The patient’s mother expressed her cultural and spiritual practices in her daughter’s room singing as she entered the room, sprinkled tobacco around the patient’s bed, and decorating a hospital room with eagle feathers and crystals. The mother also performed a cultural ritual by moving her hands back and forth above her daughter. Another issue is the patient’s nurse behaving terse, dismissive, and disrespectful of the mother’s actions.
A culturally competent action in this case would have notify the patient’s mother of hospital’s visiting hours ending, letting her know the earliest she can arrive the next day when visiting hours open, and if any of the items the mother laid in her daughter’s room are valuable. The patient’s nurse should also communicate to the mother a chance to collect the items she’s distributed in the hospital room because the tobacco, feathers, and crystals create obstacles for the health care providers to treat her daughter.
The patient’s mother practiced a combination of holistic, aromatherapy, and energy therapies. The eagle feather and crystal employed holistic and natural therapy by unblocking, focusing, and directing energy. Forming a circle of tobacco around the patient supposedly creates an energy allowing the healer to connect with the patient. Singing and hand movements to and fro the girl’s body is another form of energy therapy.

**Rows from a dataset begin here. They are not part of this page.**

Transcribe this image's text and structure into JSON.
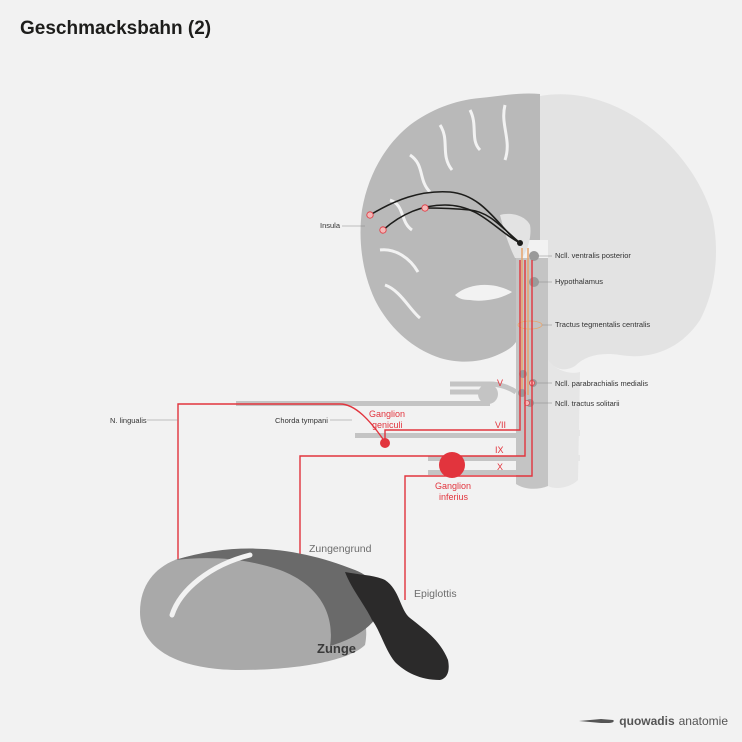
{
  "title": "Geschmacksbahn (2)",
  "labels": {
    "insula": "Insula",
    "ncll_ventralis_posterior": "Ncll. ventralis posterior",
    "hypothalamus": "Hypothalamus",
    "tractus_tegmentalis_centralis": "Tractus tegmentalis centralis",
    "ncll_parabrachialis_medialis": "Ncll. parabrachialis medialis",
    "ncll_tractus_solitarii": "Ncll. tractus solitarii",
    "n_lingualis": "N. lingualis",
    "chorda_tympani": "Chorda tympani",
    "ganglion_geniculi_1": "Ganglion",
    "ganglion_geniculi_2": "geniculi",
    "ganglion_inferius_1": "Ganglion",
    "ganglion_inferius_2": "inferius",
    "nerve_v": "V",
    "nerve_vii": "VII",
    "nerve_ix": "IX",
    "nerve_x": "X",
    "zungengrund": "Zungengrund",
    "epiglottis": "Epiglottis",
    "zunge": "Zunge"
  },
  "logo": {
    "brand": "quowadis",
    "suffix": "anatomie"
  },
  "colors": {
    "background": "#f2f2f2",
    "nerve_red": "#e2343d",
    "tract_orange": "#e8a46c",
    "brain_left": "#b9b9b9",
    "brain_right": "#e3e3e3",
    "tongue_light": "#a9a9a9",
    "tongue_dark": "#6a6a6a",
    "epiglottis": "#2b2a2a"
  }
}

As a future nurse, communicating to the patient’s mother for any spiritual preferences the nurse could accommodate for the patient. I would provide what I can to accommodate both the mother and her daughter, within the healthcare facility’s abilities. I’d offer the mother if there were any religious group or leader that would be helpful to the patient. I would lean on building a safe, respectful relationship aiming to accomplish high expectations and respect for equality and diversity as my guiding principles in this situation.
Brandenberger, Julia, et al. “A Systematic Literature Review of Reported Challenges in Health Care Delivery to Migrants and Refugees in High-Income Countries – the 3C Model.” BMC Public Health, vol. 19, no. 1, 14 June 2019, bmcpublichealth.biomedcentral.com/articles/10.1186/s12889-019-7049-x, 10.1186/s12889-019-7049-x. Accessed 11 Nov. 2020.